Dibandingkan dengan kota-kota dan desa-desa Palestina, kamp-kamp pengungsi memiliki dua karakteristik utama yang terbentuk seiring waktu. Pertama, kepadatan penduduk yang tinggi, di mana sekitar 2,8 juta warga Palestina tersebar di 30 lokasi geografis kecil dan terbatas.
Misalnya, di kamp Jenin, sekitar 16.000 warga Palestina tinggal di area seluas tidak lebih dari 1,4 kilometer persegi. Seiring waktu, kamp ini berubah menjadi keluarga besar di mana orang-orang saling mengenal dengan erat.
Dengan berkembangnya konflik dan konfrontasi dengan pendudukan, hal ini memberikan keuntungan bagi para pejuang untuk bergerak dengan bebas di antara rumah-rumah dan bersembunyi berkat dukungan sosial masyarakat. Selain itu, memudahkan perekrutan pejuang baru melalui pertemuan langsung dan spontan yang tidak menarik perhatian intelijen pendudukan ‘Israel’.

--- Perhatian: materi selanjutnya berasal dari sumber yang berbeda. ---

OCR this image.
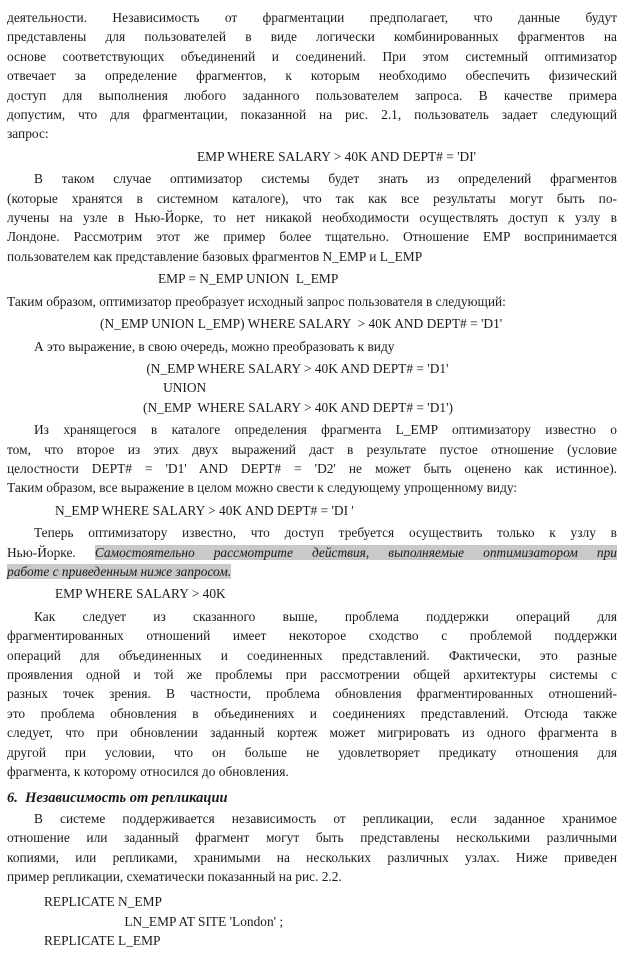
деятельности. Независимость от фрагментации предполагает, что данные будут
представлены для пользователей в виде логически комбинированных фрагментов на
основе соответствующих объединений и соединений. При этом системный оптимизатор
отвечает за определение фрагментов, к которым необходимо обеспечить физический
доступ для выполнения любого заданного пользователем запроса. В качестве примера
допустим, что для фрагментации, показанной на рис. 2.1, пользователь задает следующий
запрос:
EMP WHERE SALARY > 40K AND DEPT# = 'DI'
В таком случае оптимизатор системы будет знать из определений фрагментов
(которые хранятся в системном каталоге), что так как все результаты могут быть по-
лучены на узле в Нью-Йорке, то нет никакой необходимости осуществлять доступ к узлу в
Лондоне. Рассмотрим этот же пример более тщательно. Отношение EMP воспринимается
пользователем как представление базовых фрагментов N_EMP и L_EMP
EMP = N_EMP UNION  L_EMP
Таким образом, оптимизатор преобразует исходный запрос пользователя в следующий:
(N_EMP UNION L_EMP) WHERE SALARY  > 40K AND DEPT# = 'D1'
А это выражение, в свою очередь, можно преобразовать к виду
(N_EMP WHERE SALARY > 40K AND DEPT# = 'D1'
UNION
(N_EMP  WHERE SALARY > 40K AND DEPT# = 'D1')
Из хранящегося в каталоге определения фрагмента L_EMP оптимизатору известно о
том, что второе из этих двух выражений даст в результате пустое отношение (условие
целостности DEPT# = 'D1' AND DEPT# = 'D2' не может быть оценено как истинное).
Таким образом, все выражение в целом можно свести к следующему упрощенному виду:
N_EMP WHERE SALARY > 40K AND DEPT# = 'DI '
Теперь оптимизатору известно, что доступ требуется осуществить только к узлу в
Нью-Йорке. Самостоятельно рассмотрите действия, выполняемые оптимизатором при
работе с приведенным ниже запросом.
EMP WHERE SALARY > 40K
Как следует из сказанного выше, проблема поддержки операций для
фрагментированных отношений имеет некоторое сходство с проблемой поддержки
операций для объединенных и соединенных представлений. Фактически, это разные
проявления одной и той же проблемы при рассмотрении общей архитектуры системы с
разных точек зрения. В частности, проблема обновления фрагментированных отношений-
это проблема обновления в объединениях и соединениях представлений. Отсюда также
следует, что при обновлении заданный кортеж может мигрировать из одного фрагмента в
другой при условии, что он больше не удовлетворяет предикату отношения для
фрагмента, к которому относился до обновления.
6.  Независимость от репликации
В системе поддерживается независимость от репликации, если заданное хранимое
отношение или заданный фрагмент могут быть представлены несколькими различными
копиями, или репликами, хранимыми на нескольких различных узлах. Ниже приведен
пример репликации, схематически показанный на рис. 2.2.
REPLICATE N_EMP
LN_EMP AT SITE 'London' ;
REPLICATE L_EMP
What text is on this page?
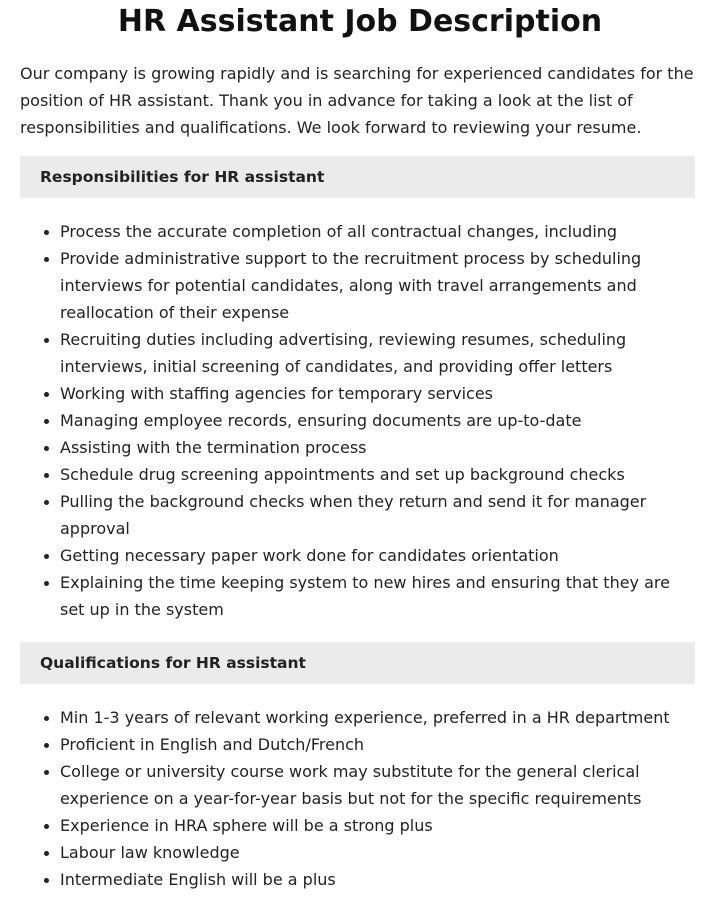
HR Assistant Job Description

Our company is growing rapidly and is searching for experienced candidates for the position of HR assistant. Thank you in advance for taking a look at the list of responsibilities and qualifications. We look forward to reviewing your resume.

Responsibilities for HR assistant
Process the accurate completion of all contractual changes, including
Provide administrative support to the recruitment process by scheduling interviews for potential candidates, along with travel arrangements and reallocation of their expense
Recruiting duties including advertising, reviewing resumes, scheduling interviews, initial screening of candidates, and providing offer letters
Working with staffing agencies for temporary services
Managing employee records, ensuring documents are up-to-date
Assisting with the termination process
Schedule drug screening appointments and set up background checks
Pulling the background checks when they return and send it for manager approval
Getting necessary paper work done for candidates orientation
Explaining the time keeping system to new hires and ensuring that they are set up in the system
Qualifications for HR assistant
Min 1-3 years of relevant working experience, preferred in a HR department
Proficient in English and Dutch/French
College or university course work may substitute for the general clerical experience on a year-for-year basis but not for the specific requirements
Experience in HRA sphere will be a strong plus
Labour law knowledge
Intermediate English will be a plus
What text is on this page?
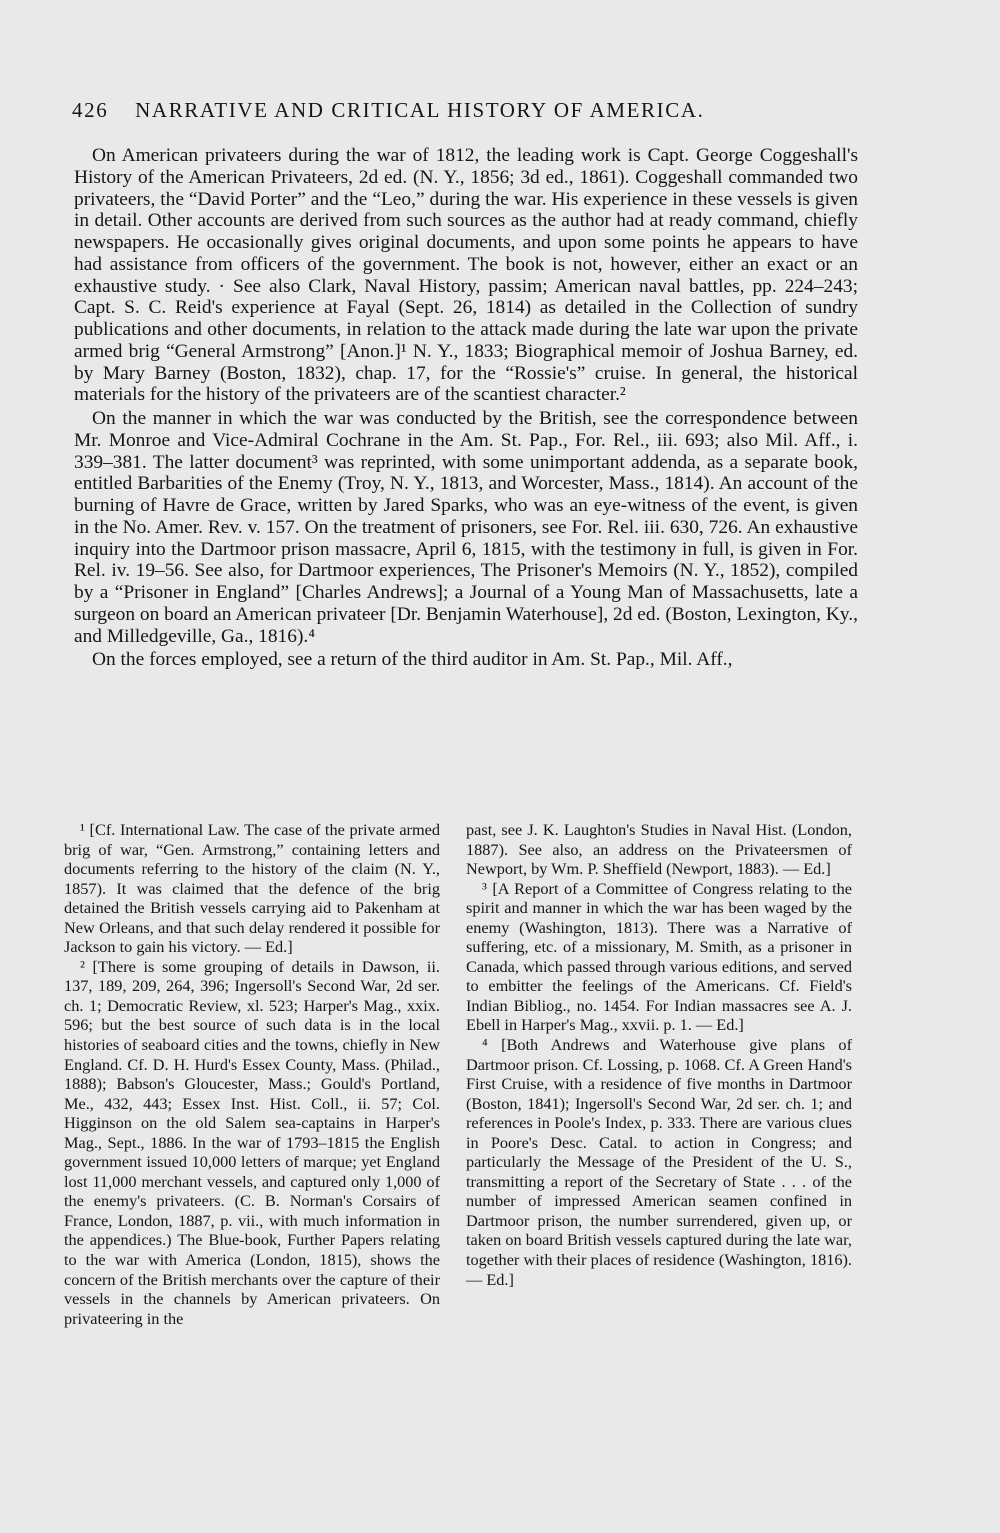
426 NARRATIVE AND CRITICAL HISTORY OF AMERICA.

On American privateers during the war of 1812, the leading work is Capt. George Coggeshall's History of the American Privateers, 2d ed. (N. Y., 1856; 3d ed., 1861). Coggeshall commanded two privateers, the “David Porter” and the “Leo,” during the war. His experience in these vessels is given in detail. Other accounts are derived from such sources as the author had at ready command, chiefly newspapers. He occasionally gives original documents, and upon some points he appears to have had assistance from officers of the government. The book is not, however, either an exact or an exhaustive study. · See also Clark, Naval History, passim; American naval battles, pp. 224–243; Capt. S. C. Reid's experience at Fayal (Sept. 26, 1814) as detailed in the Collection of sundry publications and other documents, in relation to the attack made during the late war upon the private armed brig “General Armstrong” [Anon.]¹ N. Y., 1833; Biographical memoir of Joshua Barney, ed. by Mary Barney (Boston, 1832), chap. 17, for the “Rossie's” cruise. In general, the historical materials for the history of the privateers are of the scantiest character.²

On the manner in which the war was conducted by the British, see the correspondence between Mr. Monroe and Vice-Admiral Cochrane in the Am. St. Pap., For. Rel., iii. 693; also Mil. Aff., i. 339–381. The latter document³ was reprinted, with some unimportant addenda, as a separate book, entitled Barbarities of the Enemy (Troy, N. Y., 1813, and Worcester, Mass., 1814). An account of the burning of Havre de Grace, written by Jared Sparks, who was an eye-witness of the event, is given in the No. Amer. Rev. v. 157. On the treatment of prisoners, see For. Rel. iii. 630, 726. An exhaustive inquiry into the Dartmoor prison massacre, April 6, 1815, with the testimony in full, is given in For. Rel. iv. 19–56. See also, for Dartmoor experiences, The Prisoner's Memoirs (N. Y., 1852), compiled by a “Prisoner in England” [Charles Andrews]; a Journal of a Young Man of Massachusetts, late a surgeon on board an American privateer [Dr. Benjamin Waterhouse], 2d ed. (Boston, Lexington, Ky., and Milledgeville, Ga., 1816).⁴

On the forces employed, see a return of the third auditor in Am. St. Pap., Mil. Aff.,

¹ [Cf. International Law. The case of the private armed brig of war, “Gen. Armstrong,” containing letters and documents referring to the history of the claim (N. Y., 1857). It was claimed that the defence of the brig detained the British vessels carrying aid to Pakenham at New Orleans, and that such delay rendered it possible for Jackson to gain his victory. — Ed.]

² [There is some grouping of details in Dawson, ii. 137, 189, 209, 264, 396; Ingersoll's Second War, 2d ser. ch. 1; Democratic Review, xl. 523; Harper's Mag., xxix. 596; but the best source of such data is in the local histories of seaboard cities and the towns, chiefly in New England. Cf. D. H. Hurd's Essex County, Mass. (Philad., 1888); Babson's Gloucester, Mass.; Gould's Portland, Me., 432, 443; Essex Inst. Hist. Coll., ii. 57; Col. Higginson on the old Salem sea-captains in Harper's Mag., Sept., 1886. In the war of 1793–1815 the English government issued 10,000 letters of marque; yet England lost 11,000 merchant vessels, and captured only 1,000 of the enemy's privateers. (C. B. Norman's Corsairs of France, London, 1887, p. vii., with much information in the appendices.) The Blue-book, Further Papers relating to the war with America (London, 1815), shows the concern of the British merchants over the capture of their vessels in the channels by American privateers. On privateering in the

past, see J. K. Laughton's Studies in Naval Hist. (London, 1887). See also, an address on the Privateersmen of Newport, by Wm. P. Sheffield (Newport, 1883). — Ed.]

³ [A Report of a Committee of Congress relating to the spirit and manner in which the war has been waged by the enemy (Washington, 1813). There was a Narrative of suffering, etc. of a missionary, M. Smith, as a prisoner in Canada, which passed through various editions, and served to embitter the feelings of the Americans. Cf. Field's Indian Bibliog., no. 1454. For Indian massacres see A. J. Ebell in Harper's Mag., xxvii. p. 1. — Ed.]

⁴ [Both Andrews and Waterhouse give plans of Dartmoor prison. Cf. Lossing, p. 1068. Cf. A Green Hand's First Cruise, with a residence of five months in Dartmoor (Boston, 1841); Ingersoll's Second War, 2d ser. ch. 1; and references in Poole's Index, p. 333. There are various clues in Poore's Desc. Catal. to action in Congress; and particularly the Message of the President of the U. S., transmitting a report of the Secretary of State . . . of the number of impressed American seamen confined in Dartmoor prison, the number surrendered, given up, or taken on board British vessels captured during the late war, together with their places of residence (Washington, 1816). — Ed.]
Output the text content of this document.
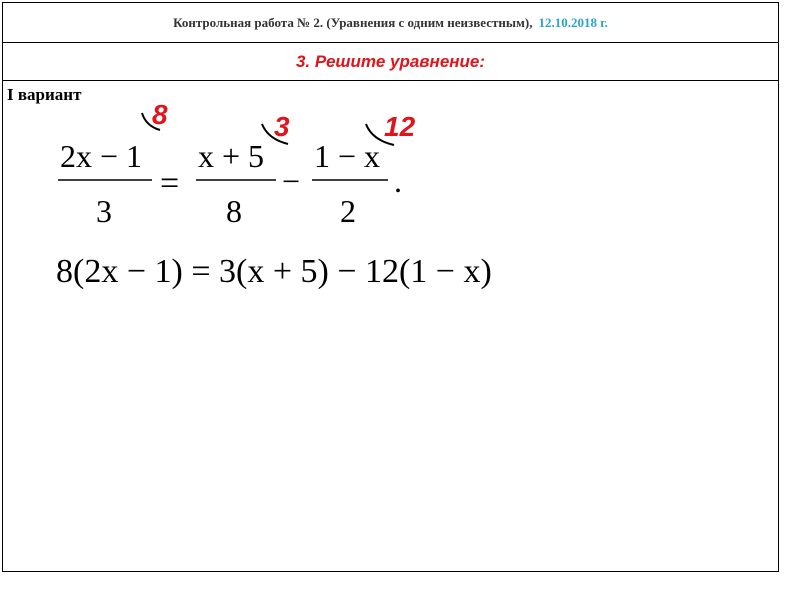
Контрольная работа № 2. (Уравнения с одним неизвестным), 12.10.2018 г.
3. Решите уравнение:
I вариант
8	3	12
2x − 1
3
=
x + 5
8
−
1 − x
2
.
8(2x − 1) = 3(x + 5) − 12(1 − x)
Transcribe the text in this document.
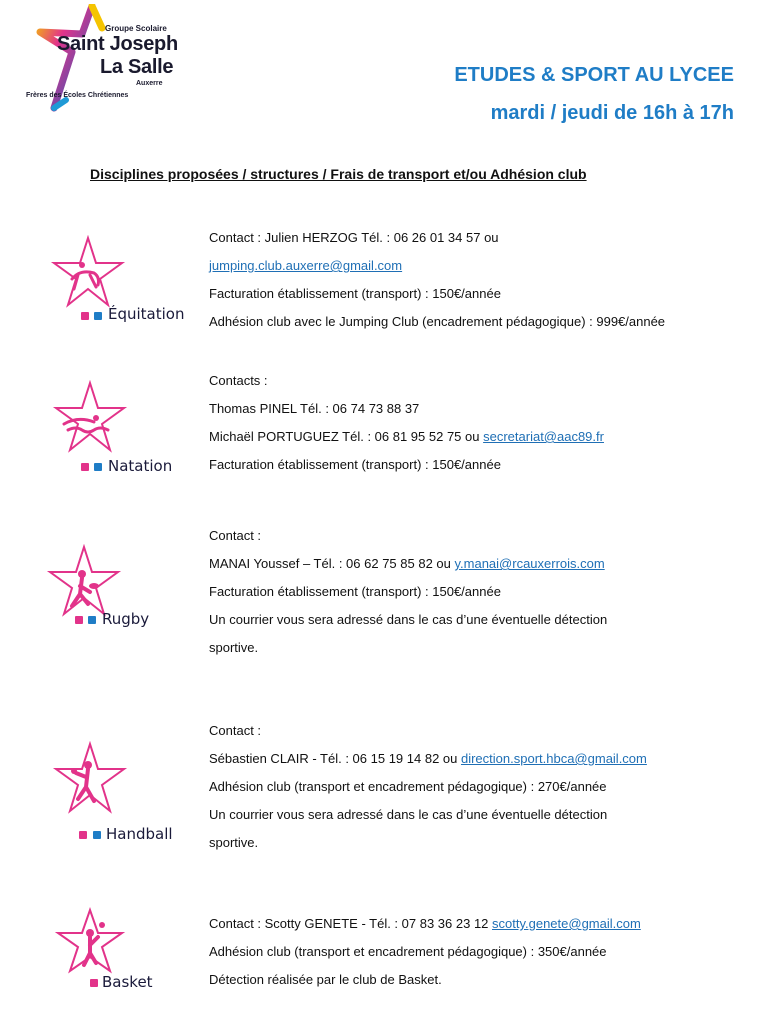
Groupe Scolaire
Saint Joseph
La Salle
Auxerre
Frères des Écoles Chrétiennes
ETUDES & SPORT AU LYCEE
mardi / jeudi de 16h à 17h
Disciplines proposées / structures / Frais de transport et/ou Adhésion club
Équitation
Contact : Julien HERZOG Tél. : 06 26 01 34 57 ou
jumping.club.auxerre@gmail.com
Facturation établissement (transport) : 150€/année
Adhésion club avec le Jumping Club (encadrement pédagogique) : 999€/année
Natation
Contacts :
Thomas PINEL Tél. : 06 74 73 88 37
Michaël PORTUGUEZ Tél. : 06 81 95 52 75 ou secretariat@aac89.fr
Facturation établissement (transport) : 150€/année
Rugby
Contact :
MANAI Youssef – Tél. : 06 62 75 85 82 ou y.manai@rcauxerrois.com
Facturation établissement (transport) : 150€/année
Un courrier vous sera adressé dans le cas d’une éventuelle détection
sportive.
Handball
Contact :
Sébastien CLAIR - Tél. : 06 15 19 14 82 ou direction.sport.hbca@gmail.com
Adhésion club (transport et encadrement pédagogique) : 270€/année
Un courrier vous sera adressé dans le cas d’une éventuelle détection
sportive.
Basket
Contact : Scotty GENETE - Tél. : 07 83 36 23 12 scotty.genete@gmail.com
Adhésion club (transport et encadrement pédagogique) : 350€/année
Détection réalisée par le club de Basket.
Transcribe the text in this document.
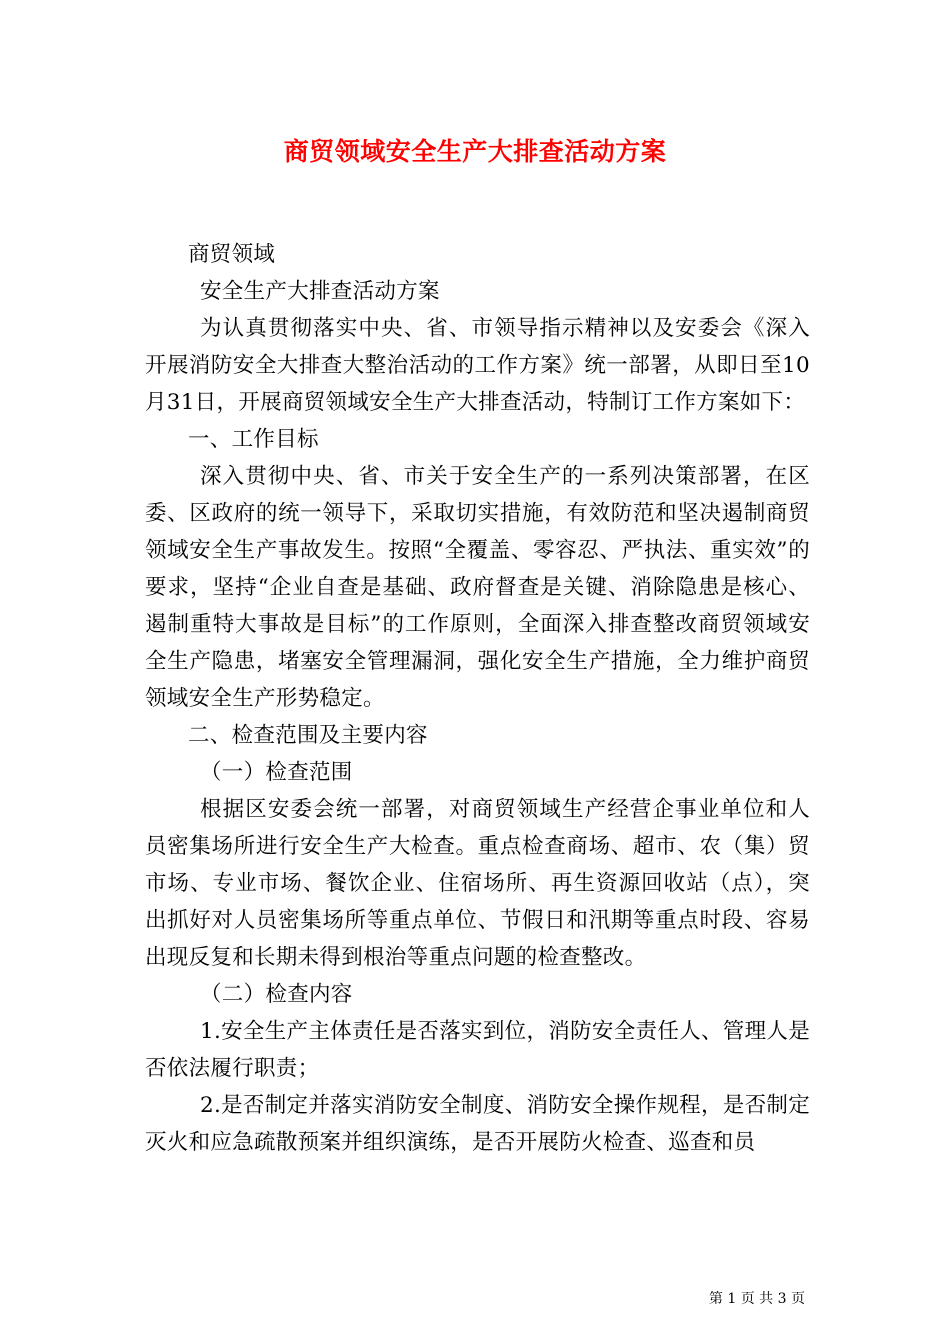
商贸领域安全生产大排查活动方案

商贸领域

安全生产大排查活动方案

为认真贯彻落实中央、省、市领导指示精神以及安委会《深入开展消防安全大排查大整治活动的工作方案》统一部署，从即日至10月31日，开展商贸领域安全生产大排查活动，特制订工作方案如下：

一、工作目标

深入贯彻中央、省、市关于安全生产的一系列决策部署，在区委、区政府的统一领导下，采取切实措施，有效防范和坚决遏制商贸领域安全生产事故发生。按照“全覆盖、零容忍、严执法、重实效”的要求，坚持“企业自查是基础、政府督查是关键、消除隐患是核心、遏制重特大事故是目标”的工作原则，全面深入排查整改商贸领域安全生产隐患，堵塞安全管理漏洞，强化安全生产措施，全力维护商贸领域安全生产形势稳定。

二、检查范围及主要内容

（一）检查范围

根据区安委会统一部署，对商贸领域生产经营企事业单位和人员密集场所进行安全生产大检查。重点检查商场、超市、农（集）贸市场、专业市场、餐饮企业、住宿场所、再生资源回收站（点），突出抓好对人员密集场所等重点单位、节假日和汛期等重点时段、容易出现反复和长期未得到根治等重点问题的检查整改。

（二）检查内容

1.安全生产主体责任是否落实到位，消防安全责任人、管理人是否依法履行职责；

2.是否制定并落实消防安全制度、消防安全操作规程，是否制定灭火和应急疏散预案并组织演练，是否开展防火检查、巡查和员

第 1 页 共 3 页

Karena ketidakmampuannya untuk memaksakan kontrol, pendudukan ‘Israel’ mengadopsi metode baru dalam menangani kamp-kamp pengungsi Palestina di Tepi Barat, yang bertujuan untuk mengubah geografi dan demografi kamp-kamp tersebut. Hal ini sedang dilakukan oleh pasukan pendudukan di kamp Jenin, seperti yang didokumentasikan dalam banyak video yang bocor.
Perubahan demografi dalam bentuk kamp ini diupayakan oleh pasukan pendudukan melalui operasi pengusiran. Siapa pun yang meninggalkan rumah mereka di kamp akan kembali menemukan rumah mereka hancur dan digantikan oleh jalan, sehingga mengurangi peluang untuk membangun kembali di tempat yang sama.
Pendudukan ‘Israel’ percaya bahwa dengan mengubah geografi kamp-kamp dan mengosongkannya dari penduduk, mereka dapat merampas perlawanan Palestina dari dukungan sosial yang penting ini.
Namun, menurut laporan Al Jazeera, meskipun hampir 80 tahun telah berlalu sejak pembentukan kamp-kamp pengungsi Palestina, ‘Israel’ masih mencari cara untuk memadamkan perlawanan di sana. Mereka menyadari bahwa ratusan operasi invasi yang dilakukan di kamp-kamp Tepi Barat tidak mampu mengubah akar perlawanan yang tertanam kuat di kamp-kamp tersebut.
Perlu dicatat bahwa pasukan pendudukan ‘Israel’ memulai serangan militer pada 21 Januari lalu di utara Tepi Barat, dimulai dengan kota Jenin dan kampnya, serta kota-kota di sekitarnya. Kemudian, pendudukan memperluas serangannya ke kota Tulkarem dan kampnya, sebelum menyerbu kota Tamun dan kamp Al-Far’a di Provinsi Tubas. (zarahamala/arrahmah.id)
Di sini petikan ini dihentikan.